What would music look like if transposed into a visual image?
What colour would rhythm or melody take?
These are not questions that we have ever asked ourselves but they are definitely ones to consider. And composer Lee Westwood and geometer Sama Mara have explored these in a collaboration called ‘A Hidden Order‘.
Borrowing from geometric art that has Islamic influences, fractal geometry and non-periodic tilings (we don’t claim to understand most of this), Westwood and Mara have created a system where contemporary classical music can be translated into patterns and vice versa, with the results as follows.

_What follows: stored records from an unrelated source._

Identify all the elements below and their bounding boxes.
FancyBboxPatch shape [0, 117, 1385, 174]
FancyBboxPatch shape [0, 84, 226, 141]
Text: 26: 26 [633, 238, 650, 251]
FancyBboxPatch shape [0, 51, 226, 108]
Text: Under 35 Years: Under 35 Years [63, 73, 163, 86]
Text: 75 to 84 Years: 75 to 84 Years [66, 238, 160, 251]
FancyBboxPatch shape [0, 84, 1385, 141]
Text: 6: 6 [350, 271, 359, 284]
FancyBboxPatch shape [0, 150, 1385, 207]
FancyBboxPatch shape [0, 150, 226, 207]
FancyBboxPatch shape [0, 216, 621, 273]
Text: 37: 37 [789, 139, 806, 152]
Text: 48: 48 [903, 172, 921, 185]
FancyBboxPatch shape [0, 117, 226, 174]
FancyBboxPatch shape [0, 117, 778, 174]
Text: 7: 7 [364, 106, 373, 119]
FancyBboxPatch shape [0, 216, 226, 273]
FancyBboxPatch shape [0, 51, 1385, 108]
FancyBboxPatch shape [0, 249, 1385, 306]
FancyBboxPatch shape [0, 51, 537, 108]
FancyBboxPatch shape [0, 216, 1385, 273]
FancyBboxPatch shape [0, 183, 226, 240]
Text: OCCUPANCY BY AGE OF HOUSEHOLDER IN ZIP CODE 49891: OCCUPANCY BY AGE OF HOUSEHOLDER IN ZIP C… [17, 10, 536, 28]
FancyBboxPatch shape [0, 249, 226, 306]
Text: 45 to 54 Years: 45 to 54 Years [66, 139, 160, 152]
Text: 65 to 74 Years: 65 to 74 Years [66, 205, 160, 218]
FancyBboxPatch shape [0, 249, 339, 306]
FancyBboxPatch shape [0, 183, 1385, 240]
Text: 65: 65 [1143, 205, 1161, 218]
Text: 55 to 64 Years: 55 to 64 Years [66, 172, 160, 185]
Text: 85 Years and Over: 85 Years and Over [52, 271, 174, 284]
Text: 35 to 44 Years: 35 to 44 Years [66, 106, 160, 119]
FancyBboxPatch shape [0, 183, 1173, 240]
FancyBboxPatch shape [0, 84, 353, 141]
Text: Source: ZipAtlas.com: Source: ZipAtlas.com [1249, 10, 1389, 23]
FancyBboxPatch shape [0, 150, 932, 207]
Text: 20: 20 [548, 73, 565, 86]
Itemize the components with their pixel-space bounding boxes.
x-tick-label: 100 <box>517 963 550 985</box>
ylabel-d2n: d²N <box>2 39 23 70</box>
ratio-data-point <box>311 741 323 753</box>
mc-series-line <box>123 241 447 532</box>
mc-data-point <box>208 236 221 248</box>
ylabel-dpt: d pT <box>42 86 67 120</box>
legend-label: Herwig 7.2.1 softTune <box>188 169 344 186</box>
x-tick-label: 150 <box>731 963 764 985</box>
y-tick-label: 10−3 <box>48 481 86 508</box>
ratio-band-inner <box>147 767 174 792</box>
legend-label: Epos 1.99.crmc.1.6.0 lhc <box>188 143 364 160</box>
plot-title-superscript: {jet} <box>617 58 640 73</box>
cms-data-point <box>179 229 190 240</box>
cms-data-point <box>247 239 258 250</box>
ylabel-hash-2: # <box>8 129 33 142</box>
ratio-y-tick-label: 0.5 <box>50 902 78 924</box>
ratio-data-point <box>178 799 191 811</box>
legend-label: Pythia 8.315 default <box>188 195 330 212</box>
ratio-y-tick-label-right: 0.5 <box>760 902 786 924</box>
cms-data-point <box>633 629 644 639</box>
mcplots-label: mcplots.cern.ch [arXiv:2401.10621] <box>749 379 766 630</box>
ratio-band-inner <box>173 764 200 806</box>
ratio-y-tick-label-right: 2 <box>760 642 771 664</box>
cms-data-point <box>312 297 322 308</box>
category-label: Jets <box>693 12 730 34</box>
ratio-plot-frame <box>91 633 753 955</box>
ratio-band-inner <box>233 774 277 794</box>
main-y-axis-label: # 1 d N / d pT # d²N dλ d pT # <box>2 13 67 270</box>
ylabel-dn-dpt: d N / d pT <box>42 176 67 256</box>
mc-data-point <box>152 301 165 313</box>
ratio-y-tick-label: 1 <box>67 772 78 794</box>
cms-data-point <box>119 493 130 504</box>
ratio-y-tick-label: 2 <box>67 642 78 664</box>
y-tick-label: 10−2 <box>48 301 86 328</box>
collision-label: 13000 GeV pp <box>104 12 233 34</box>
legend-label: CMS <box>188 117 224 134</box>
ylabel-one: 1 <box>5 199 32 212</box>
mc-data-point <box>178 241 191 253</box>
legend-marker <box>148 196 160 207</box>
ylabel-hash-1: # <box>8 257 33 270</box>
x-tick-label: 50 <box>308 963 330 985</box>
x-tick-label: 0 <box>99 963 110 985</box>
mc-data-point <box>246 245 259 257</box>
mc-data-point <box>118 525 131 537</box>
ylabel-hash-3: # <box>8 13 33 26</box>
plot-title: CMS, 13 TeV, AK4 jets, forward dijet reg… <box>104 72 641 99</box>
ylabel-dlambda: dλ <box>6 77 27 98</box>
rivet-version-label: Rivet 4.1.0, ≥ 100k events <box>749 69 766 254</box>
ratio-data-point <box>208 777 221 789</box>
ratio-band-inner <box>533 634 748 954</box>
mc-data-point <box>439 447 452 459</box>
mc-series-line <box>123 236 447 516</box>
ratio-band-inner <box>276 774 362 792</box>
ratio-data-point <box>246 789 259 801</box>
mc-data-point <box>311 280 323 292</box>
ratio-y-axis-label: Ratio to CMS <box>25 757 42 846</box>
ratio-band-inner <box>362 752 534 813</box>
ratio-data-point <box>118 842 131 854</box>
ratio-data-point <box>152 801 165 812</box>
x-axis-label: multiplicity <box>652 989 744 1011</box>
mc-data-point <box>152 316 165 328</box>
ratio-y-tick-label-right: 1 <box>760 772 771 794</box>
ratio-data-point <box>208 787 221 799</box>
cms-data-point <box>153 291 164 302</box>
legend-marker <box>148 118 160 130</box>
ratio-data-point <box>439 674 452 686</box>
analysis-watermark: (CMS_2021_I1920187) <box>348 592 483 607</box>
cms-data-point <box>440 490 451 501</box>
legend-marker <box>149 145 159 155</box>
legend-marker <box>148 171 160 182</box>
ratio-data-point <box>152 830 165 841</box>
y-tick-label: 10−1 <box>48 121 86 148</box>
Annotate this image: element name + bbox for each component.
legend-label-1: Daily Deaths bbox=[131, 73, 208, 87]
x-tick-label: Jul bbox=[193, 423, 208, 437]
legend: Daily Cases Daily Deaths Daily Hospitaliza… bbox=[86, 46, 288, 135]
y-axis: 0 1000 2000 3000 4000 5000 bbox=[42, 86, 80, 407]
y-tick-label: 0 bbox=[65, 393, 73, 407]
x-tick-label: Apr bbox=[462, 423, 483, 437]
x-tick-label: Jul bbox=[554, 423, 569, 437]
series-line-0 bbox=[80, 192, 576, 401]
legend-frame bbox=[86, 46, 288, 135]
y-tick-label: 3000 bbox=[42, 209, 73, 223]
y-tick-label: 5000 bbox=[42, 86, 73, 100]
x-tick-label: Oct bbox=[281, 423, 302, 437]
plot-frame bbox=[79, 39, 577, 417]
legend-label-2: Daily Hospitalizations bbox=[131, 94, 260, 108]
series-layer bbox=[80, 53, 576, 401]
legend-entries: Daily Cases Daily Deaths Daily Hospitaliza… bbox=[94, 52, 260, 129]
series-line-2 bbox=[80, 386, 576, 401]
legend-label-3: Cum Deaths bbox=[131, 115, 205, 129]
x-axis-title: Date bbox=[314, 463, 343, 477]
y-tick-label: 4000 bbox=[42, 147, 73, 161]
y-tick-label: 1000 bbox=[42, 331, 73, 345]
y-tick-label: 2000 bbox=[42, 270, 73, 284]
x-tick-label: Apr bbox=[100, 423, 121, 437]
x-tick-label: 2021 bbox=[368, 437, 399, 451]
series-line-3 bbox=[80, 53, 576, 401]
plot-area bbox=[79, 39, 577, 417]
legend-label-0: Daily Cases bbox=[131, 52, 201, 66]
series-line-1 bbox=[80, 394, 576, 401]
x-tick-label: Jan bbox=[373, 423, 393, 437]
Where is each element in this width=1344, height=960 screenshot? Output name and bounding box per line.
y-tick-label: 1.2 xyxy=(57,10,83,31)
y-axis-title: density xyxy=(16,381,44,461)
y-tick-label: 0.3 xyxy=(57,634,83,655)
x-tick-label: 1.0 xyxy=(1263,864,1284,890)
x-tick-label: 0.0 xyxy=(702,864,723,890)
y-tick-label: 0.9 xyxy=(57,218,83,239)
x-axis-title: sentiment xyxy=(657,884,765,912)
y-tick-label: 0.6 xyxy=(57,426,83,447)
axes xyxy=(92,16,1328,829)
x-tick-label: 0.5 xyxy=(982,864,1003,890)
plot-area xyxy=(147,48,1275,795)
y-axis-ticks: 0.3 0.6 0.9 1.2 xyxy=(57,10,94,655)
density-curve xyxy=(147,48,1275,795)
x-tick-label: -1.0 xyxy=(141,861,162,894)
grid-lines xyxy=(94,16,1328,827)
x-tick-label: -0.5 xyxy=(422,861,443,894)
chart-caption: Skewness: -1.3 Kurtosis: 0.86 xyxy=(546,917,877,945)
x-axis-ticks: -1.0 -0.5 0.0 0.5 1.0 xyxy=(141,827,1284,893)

The compositions of Westwood and the images generated by Mara were recently on display at the Princes School of Traditional Arts Gallery and we were lucky enough to attend one of their performances where a special quartet performed key pieces from the project. Against the backdrop of a large screen and instruments that included a flute, cor anglais, cello and a marimba, this talented group held a small audience enthralled for forty-five minutes of putting an image to sound.
Certain compositional criteria had to be set in place by this duo when they were creating both the music and the art for this project. And these have resulted in unique musical structures and images that raise the question – in cases like these do you remain true to the rules of music to create a melodic phrase, or do aesthetics win in the end?
An interesting question and a dilemma skillfully raised, this collaboration has resulted in music and art which if either of them stay true to their preordained constructs, they inadvertently force the other to yield to the weird and the wonderful.